Tuesday, February 13, 2007

CC - TOrdinario - D6 (Pagola)

Lucas 6, 17. 20 – 26
BIEN CLARO
José Antonio Pagola

Jesús no poseía poder político ni religioso para transformar la situación injusta que se vivía en su pueblo. Sólo tenía la fuerza de su palabra. Los evangelistas recogieron, uno detrás de otro, los gritos que Jesús fue lanzando por las aldeas de Galilea en diversas situaciones. Sus bienaventuranzas quedaron grabadas para siempre en sus seguidores.

Se encuentra Jesús con gentes empobrecidas que no pueden defender sus tierras de los poderosos terratenientes y les dice: «Dichosos los que no tenéis nada porque vuestro rey es Dios». Ve el hambre de mujeres y niños desnutridos, y no puede reprimirse: «Dichosos los que ahora tenéis hambre porque quedaréis saciados». Ve llorar de rabia e impotencia a los campesinos, cuando los recaudadores se llevan lo mejor de sus cosechas y los alienta: «Dichosos los que ahora lloráis porque reiréis».

¿No es todo esto una burla? ¿No es cinismo? Lo sería, tal vez, si Jesús les estuviera hablando desde un palacio de Tiberíades o una villa de Jerusalén, pero Jesús está con ellos. No lleva dinero, camina descalzo y sin túnica de repuesto. Es un indigente más que les habla con fe y convicción total.

Los pobres le entienden. No son dichosos por su pobreza, ni mucho menos. Su miseria no es un estado envidiable ni un ideal. Jesús los llama «dichosos» porque Dios está de su parte. Su sufrimiento no durará para siempre. Dios les hará justicia.
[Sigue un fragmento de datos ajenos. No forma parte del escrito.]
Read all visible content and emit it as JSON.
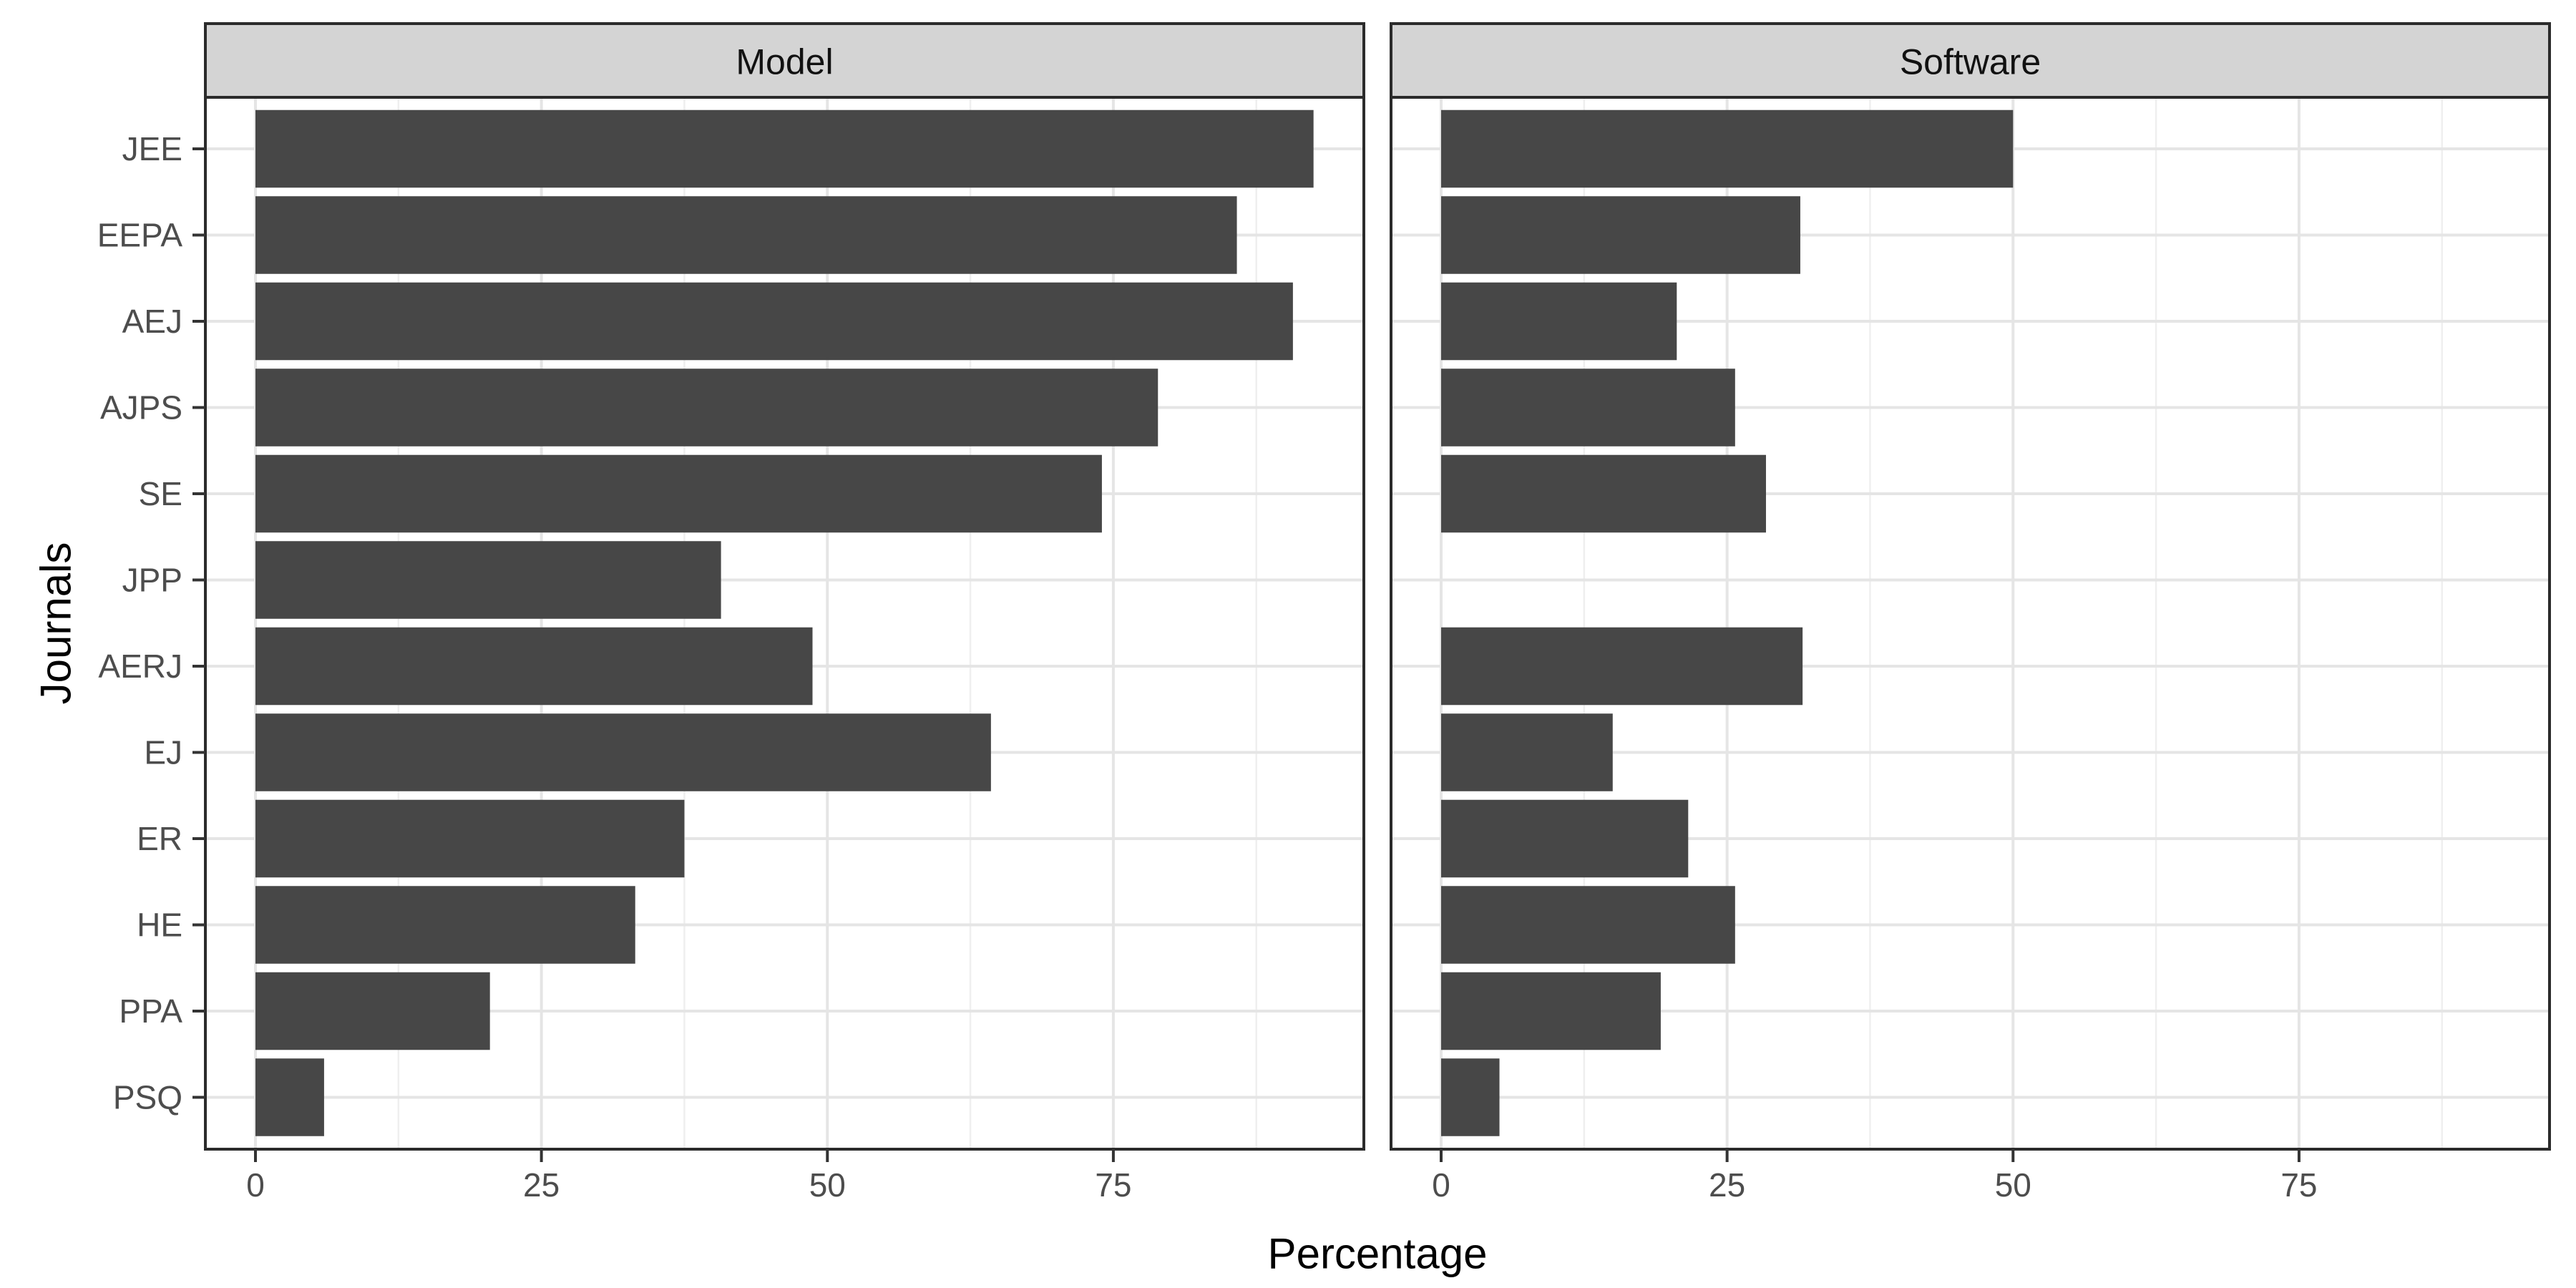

Jesús es realista. Sabe muy bien que sus palabras no significan ahora mismo el final del hambre y la miseria de los pobres. Pero el mundo tiene que saber que ellos son los hijos predilectos de Dios, y esto confiere a su dignidad una seriedad absoluta. Su vida es sagrada.

Esto es lo que Jesús quiere dejar bien claro en un mundo injusto: los que no interesan a nadie, son los que más interesan a Dios; los que nosotros marginamos son los que ocupan un lugar privilegiado en su corazón; los que no tienen quien los defienda, tienen a él como Padre.

Los que vivimos acomodados en la sociedad de la abundancia no tenemos derecho a predicar a nadie las bienaventuranzas de Jesús. Lo que hemos de hacer es escucharlas y empezar a mirar a los pobres, los hambrientos y los que lloran, como los mira Dios. De ahí puede nacer nuestra conversión.